The Cul de Sac is set in a world where the adults have disappeared, and waves of energy destroy anyone caught outdoors. Feisty teen Rose (Greta Gregory) leads a small group of family and friends. Echoing the storytelling style of Lost, the series teases viewers with its gradual reveal of what in hell is going on. Created by Stephen J Campbell (Amazing Extraordinary Friends), the half-hour sci fi adventure ran for three seasons, each with six episodes. The cast included Molly Leishman (Wilde Ride), Peter Feeney as the scientist dad, and (in season one) KJ Apa and Beulah Koale.

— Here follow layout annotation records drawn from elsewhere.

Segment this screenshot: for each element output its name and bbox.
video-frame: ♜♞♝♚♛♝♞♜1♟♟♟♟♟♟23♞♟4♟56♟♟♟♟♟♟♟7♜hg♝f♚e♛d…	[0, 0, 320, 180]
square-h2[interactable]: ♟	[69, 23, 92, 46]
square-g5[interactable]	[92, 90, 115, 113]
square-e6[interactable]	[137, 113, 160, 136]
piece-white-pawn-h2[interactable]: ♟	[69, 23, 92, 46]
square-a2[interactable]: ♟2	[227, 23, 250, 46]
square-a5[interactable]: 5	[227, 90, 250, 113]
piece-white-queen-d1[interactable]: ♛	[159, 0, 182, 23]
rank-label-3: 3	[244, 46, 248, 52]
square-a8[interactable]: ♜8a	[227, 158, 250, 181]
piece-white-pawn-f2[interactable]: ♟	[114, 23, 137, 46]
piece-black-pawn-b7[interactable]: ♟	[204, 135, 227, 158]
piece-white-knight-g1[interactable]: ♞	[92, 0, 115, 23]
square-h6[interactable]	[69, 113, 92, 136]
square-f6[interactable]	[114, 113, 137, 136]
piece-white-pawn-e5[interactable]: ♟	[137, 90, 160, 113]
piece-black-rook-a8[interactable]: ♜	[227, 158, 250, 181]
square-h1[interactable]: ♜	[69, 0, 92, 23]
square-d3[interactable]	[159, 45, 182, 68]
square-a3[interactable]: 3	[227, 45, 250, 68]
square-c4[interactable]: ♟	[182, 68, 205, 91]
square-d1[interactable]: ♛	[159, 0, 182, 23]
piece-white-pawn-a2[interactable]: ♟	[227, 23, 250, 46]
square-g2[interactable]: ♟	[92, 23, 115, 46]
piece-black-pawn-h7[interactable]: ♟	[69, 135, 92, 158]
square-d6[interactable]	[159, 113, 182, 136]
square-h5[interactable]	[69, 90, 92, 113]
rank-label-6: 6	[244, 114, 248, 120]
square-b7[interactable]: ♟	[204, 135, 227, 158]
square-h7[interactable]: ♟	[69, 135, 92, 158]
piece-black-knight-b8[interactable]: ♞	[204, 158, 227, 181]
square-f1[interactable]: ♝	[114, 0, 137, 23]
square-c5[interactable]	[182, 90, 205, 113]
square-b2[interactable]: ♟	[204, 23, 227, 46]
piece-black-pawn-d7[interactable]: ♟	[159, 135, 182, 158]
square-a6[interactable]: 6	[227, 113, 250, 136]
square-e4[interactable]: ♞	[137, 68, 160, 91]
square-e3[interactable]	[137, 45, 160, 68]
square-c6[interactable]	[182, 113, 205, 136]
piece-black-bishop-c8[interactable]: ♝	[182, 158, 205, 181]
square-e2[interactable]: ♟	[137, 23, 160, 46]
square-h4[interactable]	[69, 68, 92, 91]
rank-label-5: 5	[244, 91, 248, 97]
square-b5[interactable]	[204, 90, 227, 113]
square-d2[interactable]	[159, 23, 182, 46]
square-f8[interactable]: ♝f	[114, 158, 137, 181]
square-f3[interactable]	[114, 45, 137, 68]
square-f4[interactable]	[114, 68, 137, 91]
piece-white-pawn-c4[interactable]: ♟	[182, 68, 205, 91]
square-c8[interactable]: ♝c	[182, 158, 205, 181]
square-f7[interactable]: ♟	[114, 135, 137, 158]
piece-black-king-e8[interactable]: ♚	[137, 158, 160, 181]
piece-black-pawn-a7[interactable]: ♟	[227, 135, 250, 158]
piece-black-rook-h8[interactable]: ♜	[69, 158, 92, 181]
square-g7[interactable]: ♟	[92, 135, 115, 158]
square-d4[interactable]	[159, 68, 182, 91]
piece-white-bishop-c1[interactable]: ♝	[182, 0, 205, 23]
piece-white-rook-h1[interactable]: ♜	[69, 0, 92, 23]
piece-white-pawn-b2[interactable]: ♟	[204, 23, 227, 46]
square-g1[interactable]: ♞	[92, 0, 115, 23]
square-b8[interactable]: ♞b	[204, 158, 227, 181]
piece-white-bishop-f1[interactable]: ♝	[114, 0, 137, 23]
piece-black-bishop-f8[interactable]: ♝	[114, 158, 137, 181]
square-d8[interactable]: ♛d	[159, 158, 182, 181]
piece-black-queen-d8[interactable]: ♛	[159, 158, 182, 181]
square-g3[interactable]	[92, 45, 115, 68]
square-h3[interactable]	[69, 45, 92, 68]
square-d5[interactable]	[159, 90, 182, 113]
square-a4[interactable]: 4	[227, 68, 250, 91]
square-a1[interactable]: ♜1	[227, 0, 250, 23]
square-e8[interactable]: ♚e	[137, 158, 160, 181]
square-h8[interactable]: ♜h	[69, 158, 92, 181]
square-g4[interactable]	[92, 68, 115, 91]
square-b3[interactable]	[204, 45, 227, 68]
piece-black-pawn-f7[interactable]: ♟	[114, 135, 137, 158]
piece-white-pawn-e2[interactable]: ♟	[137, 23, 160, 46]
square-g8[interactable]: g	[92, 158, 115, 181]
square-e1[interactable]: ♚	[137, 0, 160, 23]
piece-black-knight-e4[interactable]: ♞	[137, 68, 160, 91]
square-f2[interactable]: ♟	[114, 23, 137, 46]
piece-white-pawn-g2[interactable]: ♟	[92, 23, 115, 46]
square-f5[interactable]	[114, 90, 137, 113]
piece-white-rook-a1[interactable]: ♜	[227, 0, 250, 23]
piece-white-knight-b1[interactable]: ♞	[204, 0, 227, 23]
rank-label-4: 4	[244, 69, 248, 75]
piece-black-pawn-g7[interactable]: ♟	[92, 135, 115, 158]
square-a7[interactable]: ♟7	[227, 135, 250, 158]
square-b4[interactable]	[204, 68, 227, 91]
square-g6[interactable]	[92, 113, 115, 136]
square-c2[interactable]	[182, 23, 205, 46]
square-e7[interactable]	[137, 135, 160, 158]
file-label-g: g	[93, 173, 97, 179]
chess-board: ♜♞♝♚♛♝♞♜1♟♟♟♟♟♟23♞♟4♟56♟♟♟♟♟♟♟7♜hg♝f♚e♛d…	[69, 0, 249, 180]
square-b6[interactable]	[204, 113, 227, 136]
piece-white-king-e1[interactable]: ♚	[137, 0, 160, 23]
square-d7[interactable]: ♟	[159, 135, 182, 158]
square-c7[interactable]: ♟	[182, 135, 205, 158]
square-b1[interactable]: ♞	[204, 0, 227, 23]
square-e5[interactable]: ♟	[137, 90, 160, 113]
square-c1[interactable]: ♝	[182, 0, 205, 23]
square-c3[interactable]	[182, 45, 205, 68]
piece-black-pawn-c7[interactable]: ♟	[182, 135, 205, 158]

Over four seasons, Street Legal’s slick Kiwi take on urban crime and law genres racked up a stack of award nominations - including a 2003 NZ TV Award for best drama series. Although initially wary that the Auckland setting might alienate viewers, writer Greg McGee chose a Samoan lawyer (Jay Laga’aia) as his main character, to exploit the show’s inner-city Ponsonby setting (where cafe society bumps into Pacific Island immigrant culture). Other key characters included Silesi’s lawyer ex-girlfriend Joni, and her new partner Kees, an overstressed sergeant.